Ribbit Contributes Voice Conferencing, Messaging to Google Wave
Google's long anticipated Wave online collaboration tool is going live with voice functions supplied by Ribbit. Wave lets users communicate via rich text, maps, photos, video and other means. Ribbit's contribution will let them talk and exchange voice messages as well. As such, it makes voice communication an integrated part of a larger collaboration process.
A Wave session is a sort of multimedia document that changes in real time. Participants can add or change content at any time, with their changes instantly visible to other participants. They can also later play back the session to see who did what, and when they did it. Ribbit adds voice to the process through two gadgets.
The first, Ribbit's conferencing gadget, allows the creation of audio connections among the participants. Users can bring non-Wave participants into the audio sessions as well. They can also hold, mute or disconnect participants. But although both the audio and the messaging and other onscreen activities happen in real time, the audio is not part of the ongoing Wave document.

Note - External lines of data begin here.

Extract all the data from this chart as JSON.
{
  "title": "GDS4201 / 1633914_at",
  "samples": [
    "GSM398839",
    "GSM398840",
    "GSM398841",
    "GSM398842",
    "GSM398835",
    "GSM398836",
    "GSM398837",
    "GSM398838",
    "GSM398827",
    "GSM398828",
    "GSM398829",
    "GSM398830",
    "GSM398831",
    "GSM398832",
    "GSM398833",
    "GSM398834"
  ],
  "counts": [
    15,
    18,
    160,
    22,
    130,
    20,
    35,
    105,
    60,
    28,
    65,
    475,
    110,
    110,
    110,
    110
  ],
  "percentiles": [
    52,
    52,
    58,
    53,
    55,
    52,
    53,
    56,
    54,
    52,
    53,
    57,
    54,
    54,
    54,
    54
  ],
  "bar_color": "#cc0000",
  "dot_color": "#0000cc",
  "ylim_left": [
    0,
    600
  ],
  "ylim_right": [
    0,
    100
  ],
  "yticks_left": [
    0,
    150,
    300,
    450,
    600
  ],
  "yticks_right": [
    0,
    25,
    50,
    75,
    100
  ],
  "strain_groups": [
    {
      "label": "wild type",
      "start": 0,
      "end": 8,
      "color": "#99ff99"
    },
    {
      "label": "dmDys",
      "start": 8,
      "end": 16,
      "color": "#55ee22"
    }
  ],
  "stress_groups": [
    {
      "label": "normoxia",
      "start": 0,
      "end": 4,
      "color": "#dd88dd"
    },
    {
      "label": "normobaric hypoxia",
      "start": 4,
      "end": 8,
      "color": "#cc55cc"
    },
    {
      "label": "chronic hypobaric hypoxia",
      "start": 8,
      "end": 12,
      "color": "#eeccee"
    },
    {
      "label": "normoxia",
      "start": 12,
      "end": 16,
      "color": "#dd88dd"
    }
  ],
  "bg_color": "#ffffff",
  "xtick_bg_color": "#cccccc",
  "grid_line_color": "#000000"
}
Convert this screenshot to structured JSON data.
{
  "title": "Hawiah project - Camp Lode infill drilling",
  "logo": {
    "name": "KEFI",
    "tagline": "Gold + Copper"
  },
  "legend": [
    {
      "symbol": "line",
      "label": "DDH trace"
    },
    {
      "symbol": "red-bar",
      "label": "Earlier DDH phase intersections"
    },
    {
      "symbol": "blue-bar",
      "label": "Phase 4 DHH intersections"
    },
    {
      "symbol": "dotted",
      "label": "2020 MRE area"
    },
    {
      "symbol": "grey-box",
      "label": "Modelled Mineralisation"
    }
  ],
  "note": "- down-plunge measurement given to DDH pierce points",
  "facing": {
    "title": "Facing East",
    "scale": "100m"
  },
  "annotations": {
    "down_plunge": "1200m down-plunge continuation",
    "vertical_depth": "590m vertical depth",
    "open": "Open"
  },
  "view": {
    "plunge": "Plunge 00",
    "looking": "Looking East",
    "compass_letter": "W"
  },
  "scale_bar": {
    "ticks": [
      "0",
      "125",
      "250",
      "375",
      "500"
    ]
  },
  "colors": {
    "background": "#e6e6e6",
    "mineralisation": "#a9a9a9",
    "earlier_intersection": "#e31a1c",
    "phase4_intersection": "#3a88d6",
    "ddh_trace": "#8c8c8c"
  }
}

With the Ribbit message gadget, by contrast, participants call a dial-in number and leave voice messages. The gadget provides speech-to-text transcription as well as the MP3 audio itself. And unlike with the conferencing gadget, the messages are embedded in the Wave session itself for later access during playback.
The gadgets' role in Wave exemplifies an ongoing trend towards turning voice communication into just one part of larger applications and services. In many cases, it might not even be the most important part. As such, the trend represents a radical change from the past, in which voice was a self-contained service of its own, taking place separately from every other activity.